Titre original : Voyage to the red planet, 1990
Science Fiction  - Traduction de Michelle CHARRIER
Illustration de Nicolas FRUCTUS
BÉLIAL' n° (7), dépôt légal : novembre 2000
232 pages, catégorie / prix : 12, ISBN : 2-84344-030-0

Co-édité par "Orion Éditions et Communication".

Couverture

    Quatrième de couverture    
     Hollywood kidnappe Mars ! Ca va filmer...

     Depuis la grande Récession qui a vu la faillite des gouvernements et de leurs administrations, l'exploration spatiale n'est plus qu'un rêve oublié... La NASA et l'US Navy ont été cédées à des multinationales, tout comme le parc de Yellowstone (certes en piteux état) et à peu près tout le reste du Monde Libre.
     Le Mary Poppins, un vaisseau spatial destiné à conquérir Mars, dort quelque part en orbite... jusqu'à ce qu'un producteur malin décide de s'approprier la planète rouge : de bien belles images en perspective ! Entièrement financée par Hollywood, avec à son bord deux stars pour le moins nécessaires, et une caméra révolutionnaire, la mission ne sera pas sans encombres ni surprises. Et qu'importe les quelques tracas en cours de route, passager clandestin y compris...
     The show must go on !

     Voyage vers la planète rouge est le roman de SF le plus fun-marrant-délirant et-même-qu'on-rigole, depuis Martiens go home !.

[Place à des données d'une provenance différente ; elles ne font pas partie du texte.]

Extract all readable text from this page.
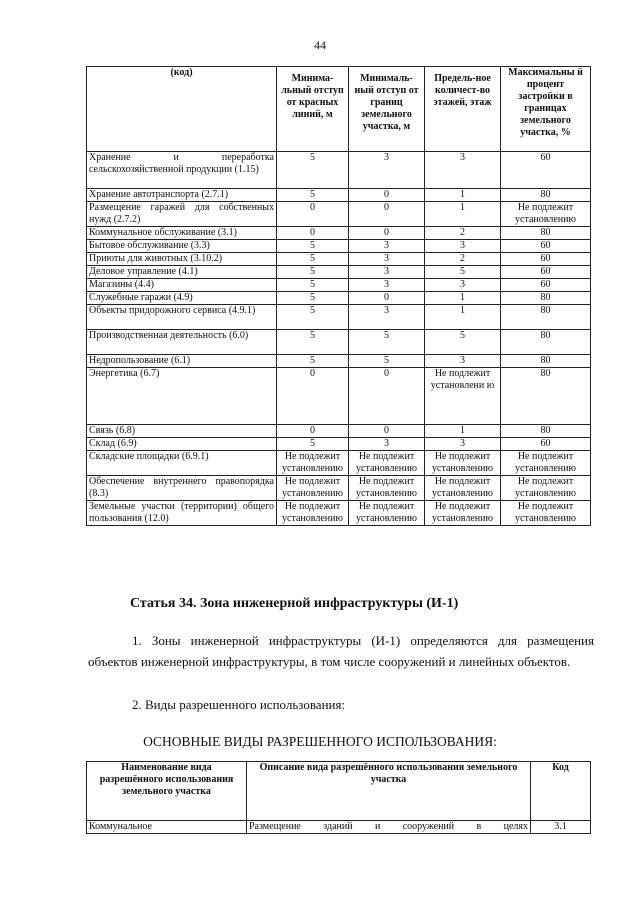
44
(код)	Минима-льный отступ от красных линий, м	Минималь-ный отступ от границ земельного участка, м	Предель-ное количест-во этажей, этаж	Максимальны й процент застройки в границах земельного участка, %
Хранение и переработка сельскохозяйственной продукции (1.15)	5	3	3	60
Хранение автотранспорта (2.7.1)	5	0	1	80
Размещение гаражей для собственных нужд (2.7.2)	0	0	1	Не подлежит установлению
Коммунальное обслуживание (3.1)	0	0	2	80
Бытовое обслуживание (3.3)	5	3	3	60
Приюты для животных (3.10.2)	5	3	2	60
Деловое управление (4.1)	5	3	5	60
Магазины (4.4)	5	3	3	60
Служебные гаражи (4.9)	5	0	1	80
Объекты придорожного сервиса (4.9.1)	5	3	1	80
Производственная деятельность (6.0)	5	5	5	80
Недропользование (6.1)	5	5	3	80
Энергетика (6.7)	0	0	Не подлежит установлени ю	80
Связь (6.8)	0	0	1	80
Склад (6.9)	5	3	3	60
Складские площадки (6.9.1)	Не подлежит установлению	Не подлежит установлению	Не подлежит установлению	Не подлежит установлению
Обеспечение внутреннего правопорядка (8.3)	Не подлежит установлению	Не подлежит установлению	Не подлежит установлению	Не подлежит установлению
Земельные участки (территории) общего пользования (12.0)	Не подлежит установлению	Не подлежит установлению	Не подлежит установлению	Не подлежит установлению
Статья 34. Зона инженерной инфраструктуры (И-1)
1. Зоны инженерной инфраструктуры (И-1) определяются для размещения объектов инженерной инфраструктуры, в том числе сооружений и линейных объектов.
2. Виды разрешенного использования:
ОСНОВНЫЕ ВИДЫ РАЗРЕШЕННОГО ИСПОЛЬЗОВАНИЯ:
Наименование вида разрешённого использования земельного участка	Описание вида разрешённого использования земельного участка	Код
Коммунальное	Размещение зданий и сооружений в целях	3.1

     Il fallait une sacrée dose d'imagination et d'irrévérence pour concocter un tel mélange : la rigueur de la hard science alliée à la satire piquante digne d'un enfant de Voltaire. Tout à la fois politiquement engagé (il n'a pas voté pour « Junior j'aime-la-peine-de-mort ») et passionné des mythes du grand territoire nord-américain, Terry Bisson est né en 1942 dans le Kentucky. Son oeuvre, tendre et pimentée comme la cuisine tex-mex, se compose de plusieurs romans et de nombreux récits (dont « Le jour où les ours ont découvert le feu », récompensé par une kyrielle de prix : Nebula, Hugo et Sturgeon Memorial Award). Il vienr de recevoir le Grand Prix de l'Imaginaire pour sa nouvelle « Meucs ». Son chef d'oeuvre est sans doute le roman de fantasy Homme-qui-parle, chez Bifrost/Etoiles Vives, évidemment !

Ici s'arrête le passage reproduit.